Opération Simplement Noël!

Plusieurs d’entre vous êtes peut-être déjà au courant? Cette année, le Réseau québécois pour la simplicité volontaire (RQSV) a choisi de célébrer la Journée sans achat (la 20e depuis son lancement par la revue Adbuster en 1992) en reliant directement celle-ci à la fête de Noël et en prolongeant la sensibilisation d’une journée thématique durant toute la période qui précède les Fêtes de fin d’année.

La Journée sans achat (le Buy Nothing Day) a été lancée pour coïncider chaque année avec le Black Friday, ce lendemain de l’Action de grâces américaine qui marque le début de la ruée vers les achats de Noël. Aux États-Unis, les aubaines incroyables du Black Friday sont l’équivalent du Boxing Day chez nous. C’est la journée de l’année où les ventes au détail sont les plus importantes. Les magasins ouvrent à minuit (certains ont même devancé l’ouverture de quelques heures cette année, empiétant sur le jeudi de l’Action de grâces) et les gens font la queue pendant des heures, voire des jours pour être certains de profiter des meilleures aubaines (un couple de Floride a même campé sur le trottoir à partir du lundi précédent! On n’est pas tous « indignés » pour les mêmes raisons!). Et la ruée est telle qu’on a connu au moins un mort (piétiné) en 2008 et qu’il y a chaque année de nombreux blessés.
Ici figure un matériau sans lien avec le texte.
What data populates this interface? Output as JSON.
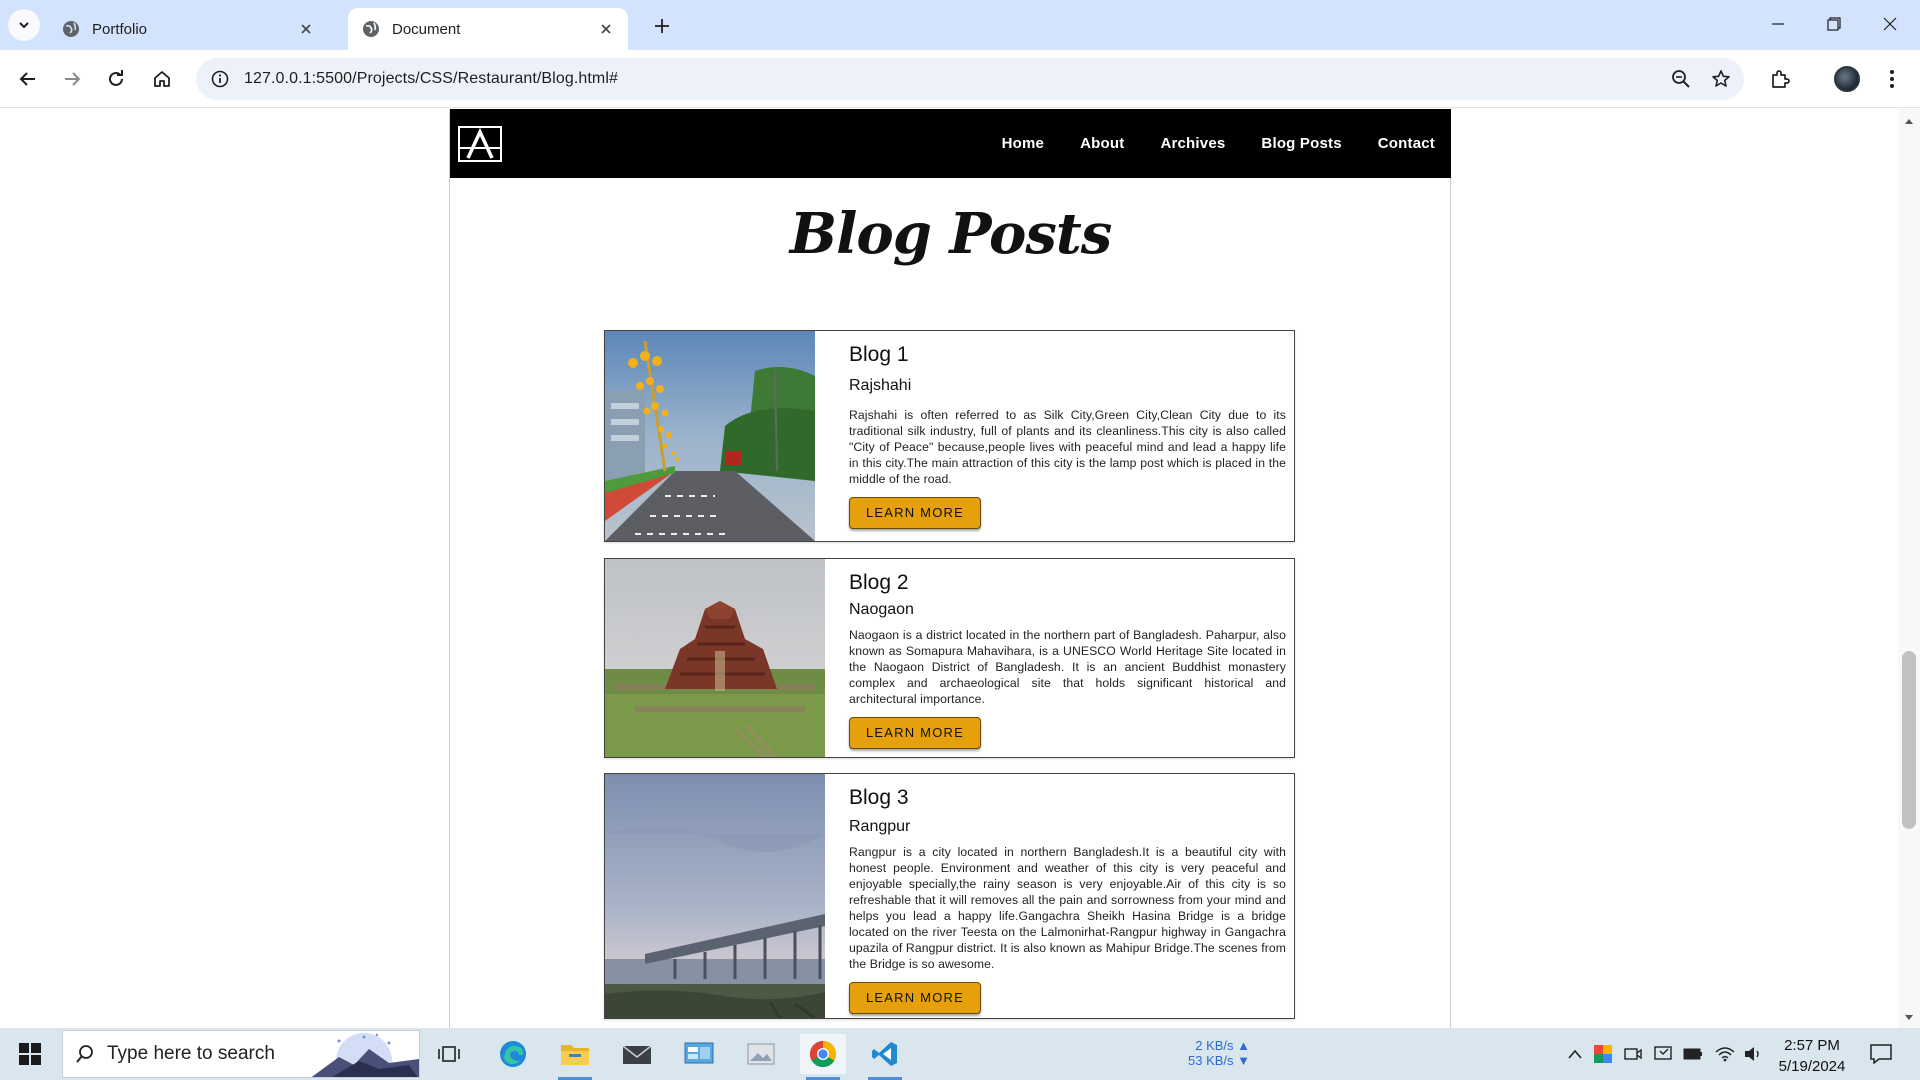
{
  "browser": {
    "tabs": [
      {
        "title": "Portfolio",
        "active": false
      },
      {
        "title": "Document",
        "active": true
      }
    ],
    "url": "127.0.0.1:5500/Projects/CSS/Restaurant/Blog.html#"
  },
  "site": {
    "logo_text": "A",
    "nav": [
      "Home",
      "About",
      "Archives",
      "Blog Posts",
      "Contact"
    ],
    "page_title": "Blog Posts",
    "accent_color": "#e6a00c",
    "posts": [
      {
        "title": "Blog 1",
        "subtitle": "Rajshahi",
        "text": "Rajshahi is often referred to as Silk City,Green City,Clean City due to its traditional silk industry, full of plants and its cleanliness.This city is also called \"City of Peace\" because,people lives with peaceful mind and lead a happy life in this city.The main attraction of this city is the lamp post which is placed in the middle of the road.",
        "button": "LEARN MORE"
      },
      {
        "title": "Blog 2",
        "subtitle": "Naogaon",
        "text": "Naogaon is a district located in the northern part of Bangladesh. Paharpur, also known as Somapura Mahavihara, is a UNESCO World Heritage Site located in the Naogaon District of Bangladesh. It is an ancient Buddhist monastery complex and archaeological site that holds significant historical and architectural importance.",
        "button": "LEARN MORE"
      },
      {
        "title": "Blog 3",
        "subtitle": "Rangpur",
        "text": "Rangpur is a city located in northern Bangladesh.It is a beautiful city with honest people. Environment and weather of this city is very peaceful and enjoyable specially,the rainy season is very enjoyable.Air of this city is so refreshable that it will removes all the pain and sorrowness from your mind and helps you lead a happy life.Gangachra Sheikh Hasina Bridge is a bridge located on the river Teesta on the Lalmonirhat-Rangpur highway in Gangachra upazila of Rangpur district. It is also known as Mahipur Bridge.The scenes from the Bridge is so awesome.",
        "button": "LEARN MORE"
      }
    ]
  },
  "taskbar": {
    "search_placeholder": "Type here to search",
    "net_up": "2 KB/s",
    "net_down": "53 KB/s",
    "time": "2:57 PM",
    "date": "5/19/2024"
  }
}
Cette tradition marchande américaine a maintenant traversé la frontière canadienne. Nos marchands sont chaque année plus nombreux à offrir des rabais exceptionnels pour le Black Friday (souvent même pas francisé). Et le commerce électronique ne voulant pas être en reste, il a inventé, depuis deux ans, le Cyber Monday, célébré trois jours plus tard et lui permettant de surfer, en la prolongeant, sur la vague amorcée au cours de la fin de semaine. Tout ce qui peut faire vendre est le bienvenu!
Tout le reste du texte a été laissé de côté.